Study of the effect of deep cryogenic treatment on the gradient diffusion bonding of WC-20Co cemented carbide and 42CrMo4 steel

The construction of intermediate layers in the diffusion bonding of cemented carbide and steel is an effective way to mitigate the difference in thermal expansion coefficients and reduce the induced residual stress (RS). However, additional pre- or post-treatment is crucial to further release the RS generated during bonding and enhance the performance of the joints. In this study, annealing and deep cryogenic treatment (DCT) are introduced in the diffusion bonding of WC-20 and 42CrMo4. The bending flexural strength increases from 702 to 1060 MPa (increased by 51.0 %) after pre-DCT but decreases to 324 MPa (decreased by 53.8 %) after annealing. The changes in mechanical properties are attributed to the evolution of RS and microstructure. It is revealed that DCT before bonding alters the RS from compressive -269 MPa to tensile 1188 MPa, which enhances the resistance to external compressive loads during bending.
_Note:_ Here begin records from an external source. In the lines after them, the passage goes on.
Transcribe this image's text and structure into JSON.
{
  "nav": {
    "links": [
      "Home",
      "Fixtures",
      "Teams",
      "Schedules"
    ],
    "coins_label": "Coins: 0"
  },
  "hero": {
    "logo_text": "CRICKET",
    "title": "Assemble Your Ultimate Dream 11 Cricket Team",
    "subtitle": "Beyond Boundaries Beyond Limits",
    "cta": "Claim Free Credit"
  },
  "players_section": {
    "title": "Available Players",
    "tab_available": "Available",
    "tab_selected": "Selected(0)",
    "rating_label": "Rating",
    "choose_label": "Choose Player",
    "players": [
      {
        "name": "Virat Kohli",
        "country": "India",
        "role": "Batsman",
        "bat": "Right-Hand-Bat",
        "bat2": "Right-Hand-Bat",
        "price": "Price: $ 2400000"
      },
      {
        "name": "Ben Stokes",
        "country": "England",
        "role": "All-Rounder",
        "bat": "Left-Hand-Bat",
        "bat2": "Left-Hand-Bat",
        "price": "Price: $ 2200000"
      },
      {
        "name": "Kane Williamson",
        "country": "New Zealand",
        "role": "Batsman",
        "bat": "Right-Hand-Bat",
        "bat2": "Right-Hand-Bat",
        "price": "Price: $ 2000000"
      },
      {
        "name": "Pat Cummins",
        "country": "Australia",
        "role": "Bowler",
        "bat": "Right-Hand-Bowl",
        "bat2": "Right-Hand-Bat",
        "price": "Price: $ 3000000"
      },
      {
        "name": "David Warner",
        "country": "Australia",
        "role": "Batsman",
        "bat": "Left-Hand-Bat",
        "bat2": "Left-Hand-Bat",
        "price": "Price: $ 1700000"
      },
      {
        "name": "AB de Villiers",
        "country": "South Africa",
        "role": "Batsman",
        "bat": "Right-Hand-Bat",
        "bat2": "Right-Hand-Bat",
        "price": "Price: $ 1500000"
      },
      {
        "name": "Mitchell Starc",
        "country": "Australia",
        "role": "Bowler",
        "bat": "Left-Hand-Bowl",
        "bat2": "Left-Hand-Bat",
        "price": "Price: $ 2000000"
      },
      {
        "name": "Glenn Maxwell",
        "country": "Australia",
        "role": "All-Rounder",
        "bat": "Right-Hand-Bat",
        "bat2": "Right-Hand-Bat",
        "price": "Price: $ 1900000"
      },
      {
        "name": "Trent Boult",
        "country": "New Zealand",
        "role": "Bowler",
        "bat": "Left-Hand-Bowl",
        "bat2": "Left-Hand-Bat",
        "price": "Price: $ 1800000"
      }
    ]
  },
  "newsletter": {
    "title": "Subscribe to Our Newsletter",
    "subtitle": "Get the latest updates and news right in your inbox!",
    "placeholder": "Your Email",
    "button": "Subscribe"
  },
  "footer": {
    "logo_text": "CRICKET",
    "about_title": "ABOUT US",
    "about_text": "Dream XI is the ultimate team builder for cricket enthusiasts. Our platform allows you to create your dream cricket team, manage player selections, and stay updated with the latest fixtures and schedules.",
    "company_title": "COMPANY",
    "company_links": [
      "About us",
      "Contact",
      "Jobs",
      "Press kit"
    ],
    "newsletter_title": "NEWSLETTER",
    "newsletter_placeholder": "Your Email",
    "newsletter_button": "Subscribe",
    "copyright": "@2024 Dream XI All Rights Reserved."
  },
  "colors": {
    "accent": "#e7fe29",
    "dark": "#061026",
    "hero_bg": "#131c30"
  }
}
Although annealing reduces the original harmful compressive RS to -173 MPa, the coarsening of the Fe3C under long-term thermal exposure results in embrittlement and premature fracture, thereby weakening the bending strength. Furthermore, the compressive residual stress of -154 MPa in the joint with post-DCT indicates that DCT facilitates the transfer of residual stress from the interior to the surface.